Alcune delle scene più divertenti del film, per esempio, accadono in un pub, e questo getta un ponte con un altro degli alfieri di questo umanesimo degli ultimi di cui Kaurismäki è alfiere, tanto con questo suo ultimo film, quanto con i precedenti, come La fiammiferaia, L’uomo senza passato o L’altro volto della speranza: costui è Ken Loach che in The Old Oak, il suo ultimo lavoro, ha proprio un pub come fulcro del racconto, del conflitto tra la popolazione del quartiere e in questo luogo si svolgono le vite delle persone, nella loro varietà, nei differenti strati emotivi che rendono interessanti personaggi che appaiono per poche battute, perché comunicano una vita che va oltre il motivo per cui Loach sta raccontando quella storia.
È una questione di dignità, di raccontare le lotte che questi personaggi affrontano e le sconfitte che la società appronta per loro, ma senza negarne le gioie, gli interessi, le boccate d’aria e risa che la vita regala oltre le difficoltà; è anche un modo per affrontare quel mondo che li vuole ultimi, ma dal quale non saranno mai vinti. Kaurismäki, e Foglie al vento in particolare, è in un certo senso la versione stilizzata e cinefila, tra Sirk e Chaplin, proprio del cinema di Loach, il quale quando vuole sa come creare commedie irresistibili, piene di gioia popolare come La parte degli angeli o Il mio amico Eric.
Quella stessa dignità, quello stesso respiro popolare che vuole dare vita alla classe operaia mostrandone la ricchezza e non solo la battaglia è al centro del cinema di un altro grande cineasta europeo umanista, il marsigliese Robert Guédiguian, che rispetto ai suoi colleghi del Nord Europa è quello più laterale rispetto all’acclamazione cinefila: eppure, pochi come lui hanno saputo rendere l’intreccio inestricabile tra volontà di emancipazione dalla povertà, quindi lotta di classe e sguardo critico verso il mondo, ed elogio vitale della vita degli umili, o meglio delle persone normali, che fanno lavori normali e soprattutto godono della normalità della vita. Basti pensare che nell’anno in cui i cinema italiani erano dominati dal Titanic, Guédiguian si faceva conoscere da un pubblico non solo festivaliero con Marius e Jeannette, complicata storia di amore tra una cassiera licenziata e il guardiano di un cementificio: il legame con Kaurismäki è evidente, solo che se per il finlandese i numi tutelari sono Ozu e Bresson corretti dallo humour, per il francese c’è il calore pulsante di Pagnol e Renoir, c’è quel senso di vita spontanea e rumorosa che lega L’estaque alla Nuneaton di Loach.
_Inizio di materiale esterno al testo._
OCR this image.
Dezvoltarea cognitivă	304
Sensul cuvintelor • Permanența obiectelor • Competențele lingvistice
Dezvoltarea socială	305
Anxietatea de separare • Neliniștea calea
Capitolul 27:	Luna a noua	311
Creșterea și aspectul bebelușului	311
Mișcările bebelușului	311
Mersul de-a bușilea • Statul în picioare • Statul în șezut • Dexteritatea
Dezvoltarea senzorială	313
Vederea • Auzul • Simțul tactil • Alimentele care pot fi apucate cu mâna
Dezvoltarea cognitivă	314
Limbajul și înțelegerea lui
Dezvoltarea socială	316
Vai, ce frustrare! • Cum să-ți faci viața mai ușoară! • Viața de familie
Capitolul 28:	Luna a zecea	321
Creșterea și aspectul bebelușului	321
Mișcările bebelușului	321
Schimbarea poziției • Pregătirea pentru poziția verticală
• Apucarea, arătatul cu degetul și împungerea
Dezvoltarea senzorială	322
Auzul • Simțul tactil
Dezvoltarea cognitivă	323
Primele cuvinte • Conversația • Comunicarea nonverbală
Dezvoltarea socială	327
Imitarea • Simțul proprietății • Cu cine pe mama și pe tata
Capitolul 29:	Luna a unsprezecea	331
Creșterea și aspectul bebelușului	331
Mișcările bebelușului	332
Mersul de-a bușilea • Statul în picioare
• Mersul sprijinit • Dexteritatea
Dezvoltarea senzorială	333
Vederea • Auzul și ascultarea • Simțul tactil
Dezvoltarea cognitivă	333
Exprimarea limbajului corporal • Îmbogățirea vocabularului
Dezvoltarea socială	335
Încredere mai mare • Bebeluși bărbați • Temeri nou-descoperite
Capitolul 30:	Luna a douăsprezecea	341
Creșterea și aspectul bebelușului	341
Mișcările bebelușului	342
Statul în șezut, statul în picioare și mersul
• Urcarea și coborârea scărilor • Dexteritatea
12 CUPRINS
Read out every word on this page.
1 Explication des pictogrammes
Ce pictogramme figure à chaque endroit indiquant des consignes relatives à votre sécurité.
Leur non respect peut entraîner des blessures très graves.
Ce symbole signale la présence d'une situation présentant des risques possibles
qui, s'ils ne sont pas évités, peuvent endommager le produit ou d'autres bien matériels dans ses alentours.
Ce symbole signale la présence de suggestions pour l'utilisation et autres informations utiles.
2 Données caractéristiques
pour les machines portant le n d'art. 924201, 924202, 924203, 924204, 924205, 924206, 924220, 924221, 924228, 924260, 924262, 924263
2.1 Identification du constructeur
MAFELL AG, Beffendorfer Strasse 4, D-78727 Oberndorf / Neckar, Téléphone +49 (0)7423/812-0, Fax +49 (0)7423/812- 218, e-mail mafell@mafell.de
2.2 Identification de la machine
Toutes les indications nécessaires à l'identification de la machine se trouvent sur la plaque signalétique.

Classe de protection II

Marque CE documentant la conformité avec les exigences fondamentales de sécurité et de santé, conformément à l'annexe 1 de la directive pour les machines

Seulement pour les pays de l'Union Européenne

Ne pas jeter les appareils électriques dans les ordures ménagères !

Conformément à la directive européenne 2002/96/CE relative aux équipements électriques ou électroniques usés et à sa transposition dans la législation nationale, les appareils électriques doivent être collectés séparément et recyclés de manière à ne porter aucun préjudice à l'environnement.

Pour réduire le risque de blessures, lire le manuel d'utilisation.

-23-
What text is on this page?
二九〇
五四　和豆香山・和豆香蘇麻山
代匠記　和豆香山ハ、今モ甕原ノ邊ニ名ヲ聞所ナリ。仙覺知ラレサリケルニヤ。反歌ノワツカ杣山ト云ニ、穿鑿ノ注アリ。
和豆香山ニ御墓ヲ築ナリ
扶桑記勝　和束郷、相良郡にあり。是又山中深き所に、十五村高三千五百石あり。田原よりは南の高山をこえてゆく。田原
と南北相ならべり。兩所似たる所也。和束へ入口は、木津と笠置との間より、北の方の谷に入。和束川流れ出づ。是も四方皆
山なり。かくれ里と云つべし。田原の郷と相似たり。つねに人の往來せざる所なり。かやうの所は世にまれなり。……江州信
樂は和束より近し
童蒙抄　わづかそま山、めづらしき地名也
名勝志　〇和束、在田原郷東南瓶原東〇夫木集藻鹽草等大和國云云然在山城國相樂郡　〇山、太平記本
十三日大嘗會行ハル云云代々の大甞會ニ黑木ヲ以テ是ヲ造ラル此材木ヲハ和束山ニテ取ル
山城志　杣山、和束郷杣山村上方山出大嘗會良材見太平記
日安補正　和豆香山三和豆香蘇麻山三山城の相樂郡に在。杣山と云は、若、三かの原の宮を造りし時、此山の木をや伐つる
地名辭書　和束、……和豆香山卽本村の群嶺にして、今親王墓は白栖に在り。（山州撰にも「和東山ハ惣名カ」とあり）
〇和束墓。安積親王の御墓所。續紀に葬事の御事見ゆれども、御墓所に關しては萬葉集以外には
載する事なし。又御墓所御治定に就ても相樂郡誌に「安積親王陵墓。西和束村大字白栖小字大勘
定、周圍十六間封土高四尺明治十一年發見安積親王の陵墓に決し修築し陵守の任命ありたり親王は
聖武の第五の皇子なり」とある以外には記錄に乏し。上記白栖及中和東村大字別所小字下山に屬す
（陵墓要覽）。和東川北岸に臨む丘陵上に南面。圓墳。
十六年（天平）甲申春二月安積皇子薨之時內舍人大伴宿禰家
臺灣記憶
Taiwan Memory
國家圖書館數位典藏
Tre idee di cinema molto diverse tra loro, ma un filo che collega l’Europa cinematografica come un collante, un filo costituito dall’humus del popolo, dalle persone semplici e della loro semplice vita e che il cinema, attraverso l’occhio felice di tre cineasti, rende importanti, anche straordinarie. Perché ridere e piangere, amarsi, andare al cinema e cercare le cose belle dentro il grigiore sono ciò che rende la vita degna di essere vissuta, anche e soprattutto dagli ultimi, che tra una caduta e una rivincita fanno della loro normalità lo scudo con cui proteggersi. Uno scudo che Kaurismäki (e Loach e Guédiguian) sa costruire con la maestria di un geniale artigiano.